The US and EU have recently extended sanctions against more individuals in the violent ‘Hilltop Youth’ (including the grandson of Meir Kahane) and Lehava. But to date the US has refused to sanction military units participating in human rights abuses as required by the Leahy law. The April 17th ProPublica revelation that Secretary of State Blinken had not acted on the recommendation by the State Department’s Israel Leahy Vetting Forum to cut off aid to certain Israeli military units may have convinced the Administration that it could no longer supply them with weapons and then turn a blind eye as to how the weapons are used.

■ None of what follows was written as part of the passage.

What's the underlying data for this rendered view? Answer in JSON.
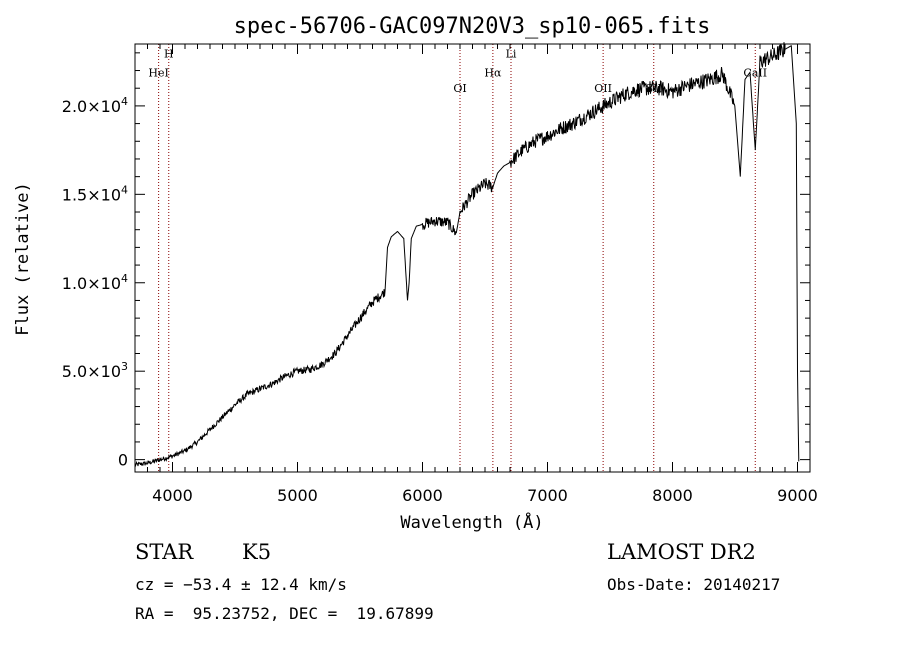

According to an Axios scoop, the Secretary of State is poised to withdraw support from Israel’s Netzah Yehuda battalion which has close relations with the ‘Hilltop Youth.’ Netanyahu immediately called the possibility of sanctions “the height of absurdity,” while Ben Givir said it is a “red line” and Smotrich denounced it as “complete madness. ” Benny Gantz, a member of the war cabinet, warned that it would set a “dangerous precedent.”
With President Biden eager to sign the new $26 billion Israel Security Supplemental Appropriations Act into law, there appears little chance that the Administration will pause its massive arms shipments to Israel, a course of action which even The New York Times editorial board had once recommended. Its editorial appeared on April 13, just hours before the Iranian strike on Israel put Israel’s ‘security needs’ on the front burner.
“The war in Gaza felt extreme at first,” wrote Dahlia Scheindlin in Haaretz on April 18, “but it is drifting into normal rather than formally ending. In the West Bank, Palestinian attacks and Israeli state (or state-backed) violence have escalated drastically before and after October 7 — but all of it seems like background noise. On the Israeli side, is Israeli mob and vigilante violence, extrajudicial killing or sheer terrorism becoming routine and forgettable?”
The staying power of this new ‘normal’ will depend on whether the US and former western colonial powers continue to permit Israel the impunity it has enjoyed for nearly 76 years.